- Prof. Dr. Faruk Beşer hoca “Halku’l-Kur’an” meselesini işlerken İmam Ebû Hanîfe‘nin “Kur’an” tanımını kendi ifadelerinden uzun uzadıya aktardıktan sonra, “Kur’an’ın Arapçalığının mahluk” olduğu görüşünü bu iktibasların bir neticesi olarak takdim eder; buradan da Kur’an‘ın lafzının tarihsel olduğu sonucunu çıkarır. Oysa İmam‘ın Kur’an hakkında söyledikleri, hem kıraat meselesinde onun aksi görüşte olduğunu (yani ilk görüşünden rücu ettiğini) hem de Kur’an’ın (lafzının da) mahluk olmadığı görüşünde olduğunu güçlü biçimde ihsas etmektedir.
Zira Kur’an‘ı, “Mushaflarda yazılı, kalplerde mahfuz, dillerde okunan, Peygamber’e indirilen…” ifadeleriyle tavsif ettikten sonra Kur’an‘ın mahluk olmadığını ayrıca ve özellikle vurgulamasının anlamı şu olsa gerek: Bu özellikleriyle Kur’an mahluk değildir. O özellikler ise tamamen Kur’an‘ın lafzıyla, yani “Arapçalığı”yla ilgilidir. Öyleyse buradan hareketle, Kur’an‘ın Farsça‘ya –veya başka bir dile– yapılmış çevirisine “Kur’an” denemeyeceği, dolayısıyla bunların namazlarda okunmasının “kıraat” farzını yerine getirmek için yeterli olmayacağı görüşünü İmam‘a nisbet etmek yanlış olmasa gerek…
Yine bu durumda İmam‘ın, Kur’an‘ın lafızlarının değil, bu lafızlara delalet eden harflerin, seslerin, yazıların, mürekkebin, lafızların bizim tarafımızdan okunmasının, tekrarlanmasının mahluk olduğunu söylediğini ifade etmek durumundayız.

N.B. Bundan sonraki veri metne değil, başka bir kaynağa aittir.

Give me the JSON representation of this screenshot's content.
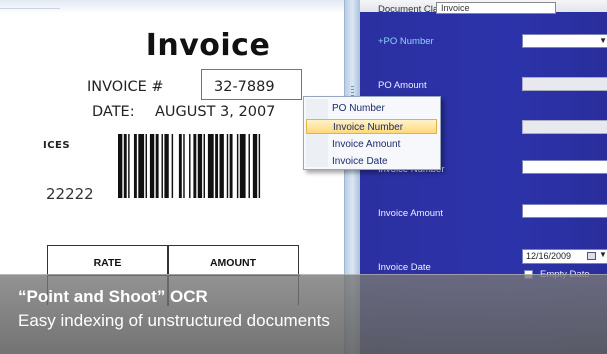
{
  "document": {
    "title": "Invoice",
    "invoice_number_label": "INVOICE #",
    "invoice_number_value": "32-7889",
    "date_label": "DATE:",
    "date_value": "AUGUST 3, 2007",
    "section_fragment": "ICES",
    "zip_code": "22222",
    "table_headers": [
      "RATE",
      "AMOUNT"
    ]
  },
  "form": {
    "document_class_label": "Document Class:",
    "document_class_value": "Invoice",
    "fields": {
      "po_number": "+PO Number",
      "po_amount": "PO Amount",
      "invoice_number": "Invoice Number",
      "invoice_amount": "Invoice Amount",
      "invoice_date": "Invoice Date"
    },
    "date_value": "12/16/2009",
    "empty_date_label": "Empty Date"
  },
  "context_menu": {
    "items": [
      "PO Number",
      "Invoice Number",
      "Invoice Amount",
      "Invoice Date"
    ],
    "selected_index": 1
  },
  "caption": {
    "title": "“Point and Shoot” OCR",
    "subtitle": "Easy indexing of unstructured documents"
  },
  "colors": {
    "form_background": "#2c33aa",
    "highlight_box": "#d84a4a",
    "menu_selection": "#ffd97a",
    "required_field_label": "#8fd3ff"
  },
  "icons": [
    "barcode-icon",
    "calendar-icon",
    "dropdown-arrow-icon",
    "splitter-grip-icon"
  ]
}
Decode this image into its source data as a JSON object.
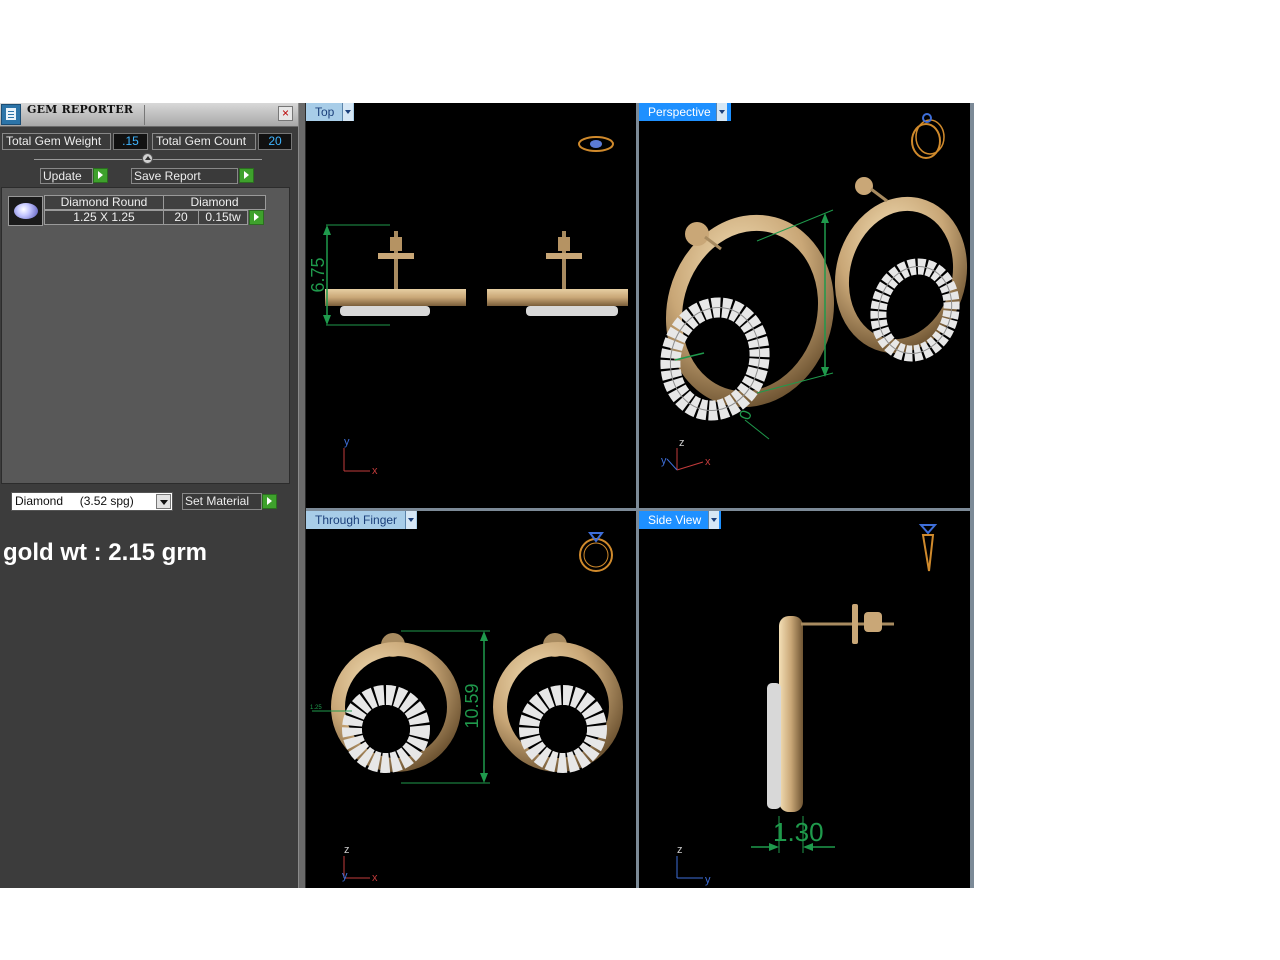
{
  "gem_reporter": {
    "title": "GEM REPORTER",
    "close": "×",
    "total_gem_weight_label": "Total Gem Weight",
    "total_gem_weight_value": ".15",
    "total_gem_count_label": "Total Gem Count",
    "total_gem_count_value": "20",
    "update_label": "Update",
    "save_report_label": "Save Report",
    "gems": [
      {
        "shape": "Diamond Round",
        "material": "Diamond",
        "size": "1.25 X 1.25",
        "count": "20",
        "weight": "0.15tw"
      }
    ]
  },
  "material": {
    "selected": "Diamond     (3.52 spg)",
    "set_material_label": "Set Material"
  },
  "gold_weight_text": "gold wt : 2.15 grm",
  "viewports": {
    "top": {
      "label": "Top",
      "dimension": "6.75"
    },
    "perspective": {
      "label": "Perspective",
      "dimension": "0"
    },
    "through_finger": {
      "label": "Through Finger",
      "dimension": "10.59",
      "small_dimension": "1.25"
    },
    "side": {
      "label": "Side View",
      "dimension": "1.30"
    }
  },
  "axis_labels": {
    "x": "x",
    "y": "y",
    "z": "z"
  },
  "colors": {
    "gold": "#c9a777",
    "dimension_green": "#1f9a4c",
    "viewport_tab": "#a8cde8",
    "viewport_tab_active": "#1e90ff",
    "gem_value_text": "#3fb5ff",
    "go_button": "#3ea12c"
  },
  "icons": {
    "logo": "gem-reporter-icon",
    "close": "close-icon",
    "go": "play-arrow-icon",
    "dropdown": "chevron-down-icon",
    "view_cube": "ring-view-icon"
  }
}
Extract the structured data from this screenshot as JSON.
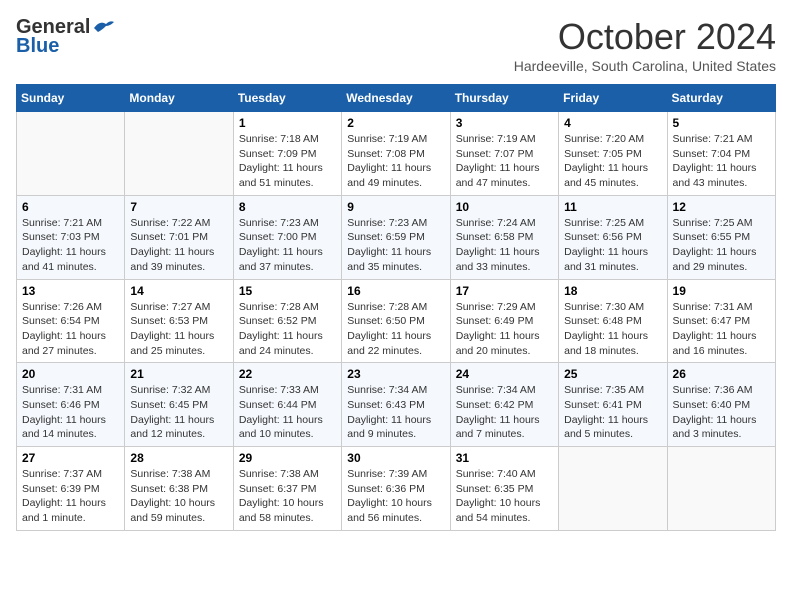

- İmam‘ın “Halku’l-Kur’an” meselesinde söylediklerini aktardıktan sonra Beşer hoca şöyle diyor: “… Kur’an-ı kerim’in yaratılmışlığı/halku’l-Kur’ân meselesi onun zamanında ortaya çıkmış olmakla beraber henüz bu boyutlarda tartışılan bir mesele değildir. Bu durum bizi, onun Kur’ân adına bu söylediklerinin ona aidiyeti konusunda şüpheye götürmektedir. Bu şüphemizi anlamlı kılan hususlardan biri de, “el-Fıkhu’l-Ekber”in ilk şarihlerinden olan Ebu’l-Leys es-Semerkandî’nin bu görüşleri Ebû Hanîfe’ye nispet etmeksizin Eş’arîler’in görüşlerini cevaplama sadedinde zikretmesidir. Kısaca onun şerhinde Ebû Hanîfe’nin Kur’ân’ın mahlukluğuyla ilgili bir görüşü zikredilmez. Bu durum bize, bu tartışmaların bilahare ve şerhlerde söylenenlerden alınarak risaleye eklendiği intibaını vermektedir.”
Bugün elde mevcut risalelerin –özellikle de “el-Fıkhu’l-Ekber“in– İmam Ebû Hanîfe‘ye nisbeti konusunda öteden beri farklı mülahazalar bulunduğu malum. Ancak Beşer hocanın yukarıdaki değerlendirmesinde de bir zühul bulunduğu anlaşılıyor. Zira;
- Ebu’l-Leys es-Semerkandî‘nin şerh ettiği risale, kimi yazarlar tarafından “el-Fıkhu’l-Ekber-2” olarak da isimlendirilen “el-Fıkhu’l-Ebsat“tır. Ravisi Ebû Mutî’ el-Belhî‘dir. “el-Fıkhu’l-Ekber” adıyla meşhur olan asıl risale ise İmam Ebû Hanîfe‘nin oğlu Hammâd rivayetidir.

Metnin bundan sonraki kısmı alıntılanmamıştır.